Intervention de Jean-Luc Tavernier

Réunion du mardi 24 mars 2020 à 15h00
Commission des finances, de l'économie générale et du contrôle budgétaire

Jean-Luc Tavernier, directeur général de l'INSEE :

Je répondrai aux questions qui m'ont été posées, mais je tenais d'abord à évoquer le sujet de la dette brute et de la dette nette, qui avait été examiné par l'INSEE avant la crise. Le constat était que les entreprises présentant la dette brute la plus importante étaient aussi celles qui affichaient le plus d'actifs à leur bilan. La raison pour laquelle les sociétés françaises cumulent davantage de dette brute et de trésorerie est peut-être liée au schéma capitalistique. Nous nous sommes attachés, à l'INSEE, à montrer l'intérêt de la dette nette, indicateur plus fiable et de niveau moins inquiétant que la dette brute. L'augmentation de cette dernière de 200 milliards d'euros est bien supérieure au besoin de financement des entreprises tel que perçu au niveau national. Elle est donc bien liée à l'augmentation de la trésorerie et donc à l'obtention de PGE, qui ne sont pas utilisés, ou au report de paiement de cotisations. Cette situation n'est pas surprenante. Elle est caractéristique de notre économie.

En ce qui concerne la productivité du télétravail, différents documents académiques ont été rédigés sur le sujet. Ils témoignent d'une extrême diversité de résultats, suivant les conditions d'exercice et de mise en place. À l'INSEE même, le déploiement du télétravail dans l'urgence en mars 2020 ne pouvait conduire à des gains de productivité. Aujourd'hui, notre équipement est plus adéquat, mais le travail en équipe demandant un peu de brainstorming n'est pas facilité par la configuration à distance et, par conséquent, par les restrictions de déplacement. La question ne peut donc faire l'objet d'une réponse générale, puisque la productivité du télétravail relève de l'art d'exécution, sachant que de nombreuses activités ne sont pas « télétravaillables ».

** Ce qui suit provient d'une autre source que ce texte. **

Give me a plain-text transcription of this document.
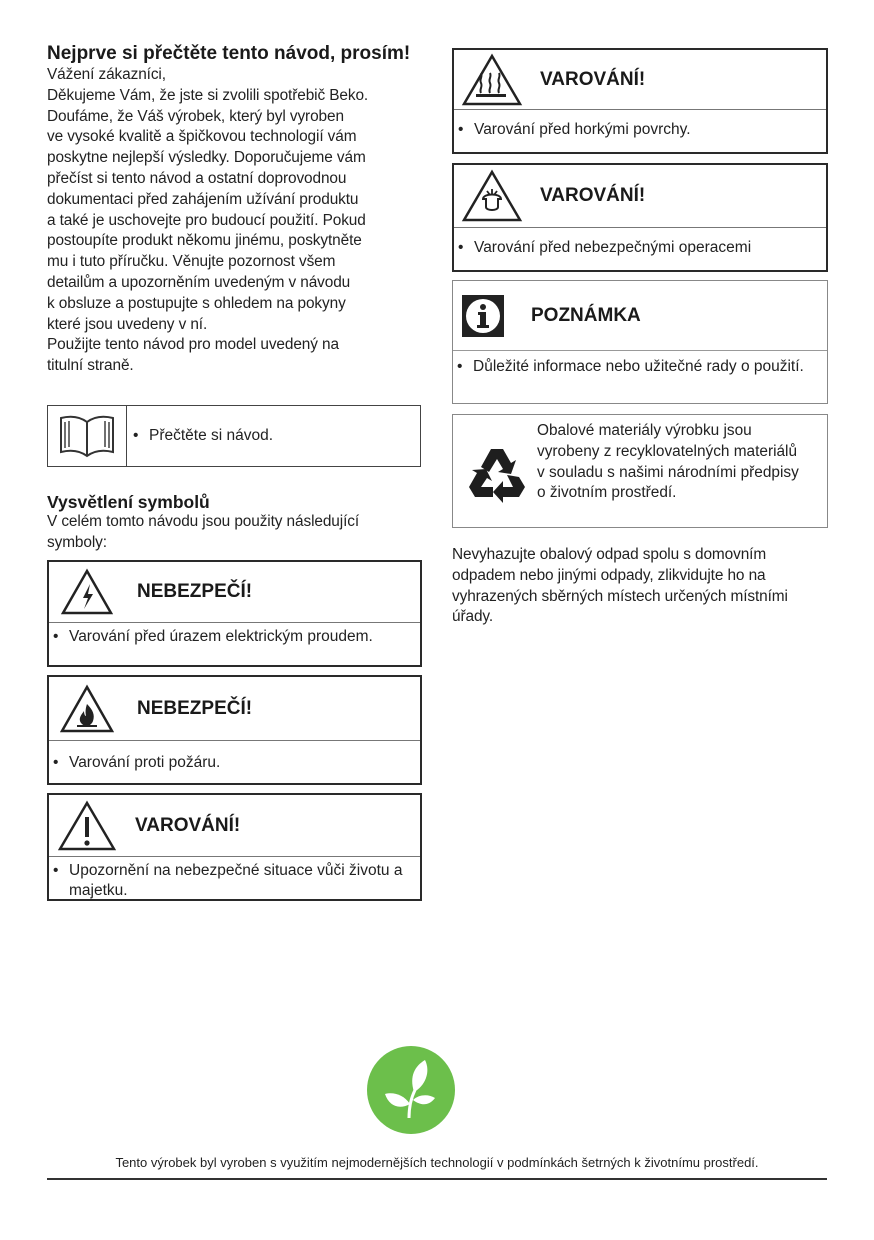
Nejprve si přečtěte tento návod, prosím!

Vážení zákazníci,
Děkujeme Vám, že jste si zvolili spotřebič Beko.
Doufáme, že Váš výrobek, který byl vyroben
ve vysoké kvalitě a špičkovou technologií vám
poskytne nejlepší výsledky. Doporučujeme vám
přečíst si tento návod a ostatní doprovodnou
dokumentaci před zahájením užívání produktu
a také je uschovejte pro budoucí použití. Pokud
postoupíte produkt někomu jinému, poskytněte
mu i tuto příručku. Věnujte pozornost všem
detailům a upozorněním uvedeným v návodu
k obsluze a postupujte s ohledem na pokyny
které jsou uvedeny v ní.
Použijte tento návod pro model uvedený na
titulní straně.

• Přečtěte si návod.
Vysvětlení symbolů

V celém tomto návodu jsou použity následující symboly:

NEBEZPEČÍ!
• Varování před úrazem elektrickým proudem.
NEBEZPEČÍ!
• Varování proti požáru.
VAROVÁNÍ!
• Upozornění na nebezpečné situace vůči životu a majetku.
VAROVÁNÍ!
• Varování před horkými povrchy.
VAROVÁNÍ!
• Varování před nebezpečnými operacemi
POZNÁMKA
• Důležité informace nebo užitečné rady o použití.
Obalové materiály výrobku jsou vyrobeny z recyklovatelných materiálů v souladu s našimi národními předpisy o životním prostředí.

Nevyhazujte obalový odpad spolu s domovním odpadem nebo jinými odpady, zlikvidujte ho na vyhrazených sběrných místech určených místními úřady.

Tento výrobek byl vyroben s využitím nejmodernějších technologií v podmínkách šetrných k životnímu prostředí.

Une vision plus ou moins large des secteurs empêchés peut être prise en compte, puisque le point affecte les fournisseurs desdits secteurs. Le premier cercle a été estimé à 10 %, dans un point récent de conjoncture. Il est difficile aujourd'hui d'évaluer le taux de chômage par catégorie de personnes, d'autant que l'activité partielle domine et que la recherche d'emploi est différemment contrainte suivant les secteurs d'activité. Un problème de pertinence des critères au sens du BIT se manifeste, puisqu'une telle recherche dans le domaine de la restauration est totalement empêchée. La prospective sur les taux de chômage par secteur est donc difficilement réalisable. Les données pourraient ne pas être disponibles avant le retour à des conditions normales.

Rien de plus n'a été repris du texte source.